Apple announced that it is now 100 percent running on renewable energy. Last year, it reduced its carbon emission by almost 585,000 metric tons.

This is a major push toward the company's environment responsibility that is to reduce impact on climate change by using renewable energy resources, conserve valuable resources, and pioneer the use of safer materials for its productions and production process. 

Grand Push For Clean Energy

In 2016, Apple reached 96 percent renewable, and now, the company's operation in its 24 data centers nationwide, is now fully renewable.

Even its new corporate campus located inside Apple Park in Cupertino, California, is set to be the largest LEED Platinum-certified building in North America. The campus features large open spaces and planted with over 9,000 drought-tolerant oak and fruit trees.

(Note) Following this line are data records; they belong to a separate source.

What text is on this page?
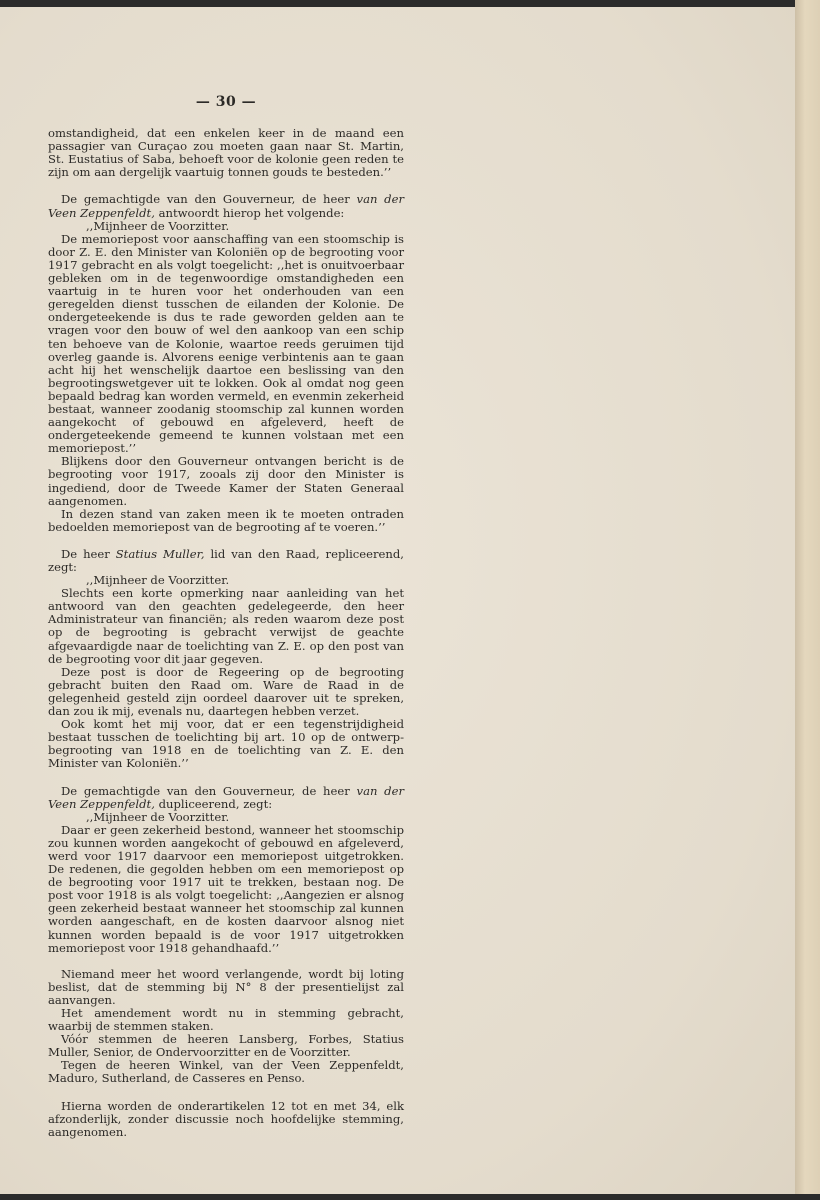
— 30 —

omstandigheid, dat een enkelen keer in de maand een passagier van Curaçao zou moeten gaan naar St. Martin, St. Eustatius of Saba, behoeft voor de kolonie geen reden te zijn om aan dergelijk vaartuig tonnen gouds te besteden.’’

De gemachtigde van den Gouverneur, de heer van der Veen Zeppenfeldt, antwoordt hierop het volgende:

,,Mijnheer de Voorzitter.

De memoriepost voor aanschaffing van een stoomschip is door Z. E. den Minister van Koloniën op de begrooting voor 1917 gebracht en als volgt toegelicht: ,,het is onuitvoerbaar gebleken om in de tegenwoordige omstandigheden een vaartuig in te huren voor het onderhouden van een geregelden dienst tusschen de eilanden der Kolonie. De ondergeteekende is dus te rade geworden gelden aan te vragen voor den bouw of wel den aankoop van een schip ten behoeve van de Kolonie, waartoe reeds geruimen tijd overleg gaande is. Alvorens eenige verbintenis aan te gaan acht hij het wenschelijk daartoe een beslissing van den begrootingswetgever uit te lokken. Ook al omdat nog geen bepaald bedrag kan worden vermeld, en evenmin zekerheid bestaat, wanneer zoodanig stoomschip zal kunnen worden aangekocht of gebouwd en afgeleverd, heeft de ondergeteekende gemeend te kunnen volstaan met een memoriepost.’’

Blijkens door den Gouverneur ontvangen bericht is de begrooting voor 1917, zooals zij door den Minister is ingediend, door de Tweede Kamer der Staten Generaal aangenomen.

In dezen stand van zaken meen ik te moeten ontraden bedoelden memoriepost van de begrooting af te voeren.’’

De heer Statius Muller, lid van den Raad, repliceerend, zegt:

,,Mijnheer de Voorzitter.

Slechts een korte opmerking naar aanleiding van het antwoord van den geachten gedelegeerde, den heer Administrateur van financiën; als reden waarom deze post op de begrooting is gebracht verwijst de geachte afgevaardigde naar de toelichting van Z. E. op den post van de begrooting voor dit jaar gegeven.

Deze post is door de Regeering op de begrooting gebracht buiten den Raad om. Ware de Raad in de gelegenheid gesteld zijn oordeel daarover uit te spreken, dan zou ik mij, evenals nu, daartegen hebben verzet.

Ook komt het mij voor, dat er een tegenstrijdigheid bestaat tusschen de toelichting bij art. 10 op de ontwerp-begrooting van 1918 en de toelichting van Z. E. den Minister van Koloniën.’’

De gemachtigde van den Gouverneur, de heer van der Veen Zeppenfeldt, dupliceerend, zegt:

,,Mijnheer de Voorzitter.

Daar er geen zekerheid bestond, wanneer het stoomschip zou kunnen worden aangekocht of gebouwd en afgeleverd, werd voor 1917 daarvoor een memoriepost uitgetrokken. De redenen, die gegolden hebben om een memoriepost op de begrooting voor 1917 uit te trekken, bestaan nog. De post voor 1918 is als volgt toegelicht: ,,Aangezien er alsnog geen zekerheid bestaat wanneer het stoomschip zal kunnen worden aangeschaft, en de kosten daarvoor alsnog niet kunnen worden bepaald is de voor 1917 uitgetrokken memoriepost voor 1918 gehandhaafd.’’

Niemand meer het woord verlangende, wordt bij loting beslist, dat de stemming bij N° 8 der presentielijst zal aanvangen.

Het amendement wordt nu in stemming gebracht, waarbij de stemmen staken.

Vóór stemmen de heeren Lansberg, Forbes, Statius Muller, Senior, de Ondervoorzitter en de Voorzitter.

Tegen de heeren Winkel, van der Veen Zeppenfeldt, Maduro, Sutherland, de Casseres en Penso.

Hierna worden de onderartikelen 12 tot en met 34, elk afzonderlijk, zonder discussie noch hoofdelijke stemming, aangenomen.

"If you look at our trajectory, for the last couple of years we've been close to 100%. It's just four percent more, but it's four percent done the right way. Like our products, we sweat the details, we have pretty strict standards, and we prefer to wait and meet our standards than to rush and make a claim," says Lisa Jackson, Apple's VP for Environment.

"We're committed to leaving the world better than we found it. After years of hard work we're proud to have reached this significant milestone," Apple CEO Tim Cook said in statement.

How Did Apple Do It?

The company harnesses the power of reusable energy to power its production and operation chain. It produces its own energy through developing solar, fuel cell, water, and wind projects.

Currently, it has 25 renewable energy projects worldwide that generates a total of 626 megawatts. Fifteen new projects are underway.

In 2015, it partnered with First Solar, one of the largest photovoltaic manufacturers and provider of utility-scale photovoltaic plants. First Solar will supply Apple with 130 megawatts of energy for 25 years.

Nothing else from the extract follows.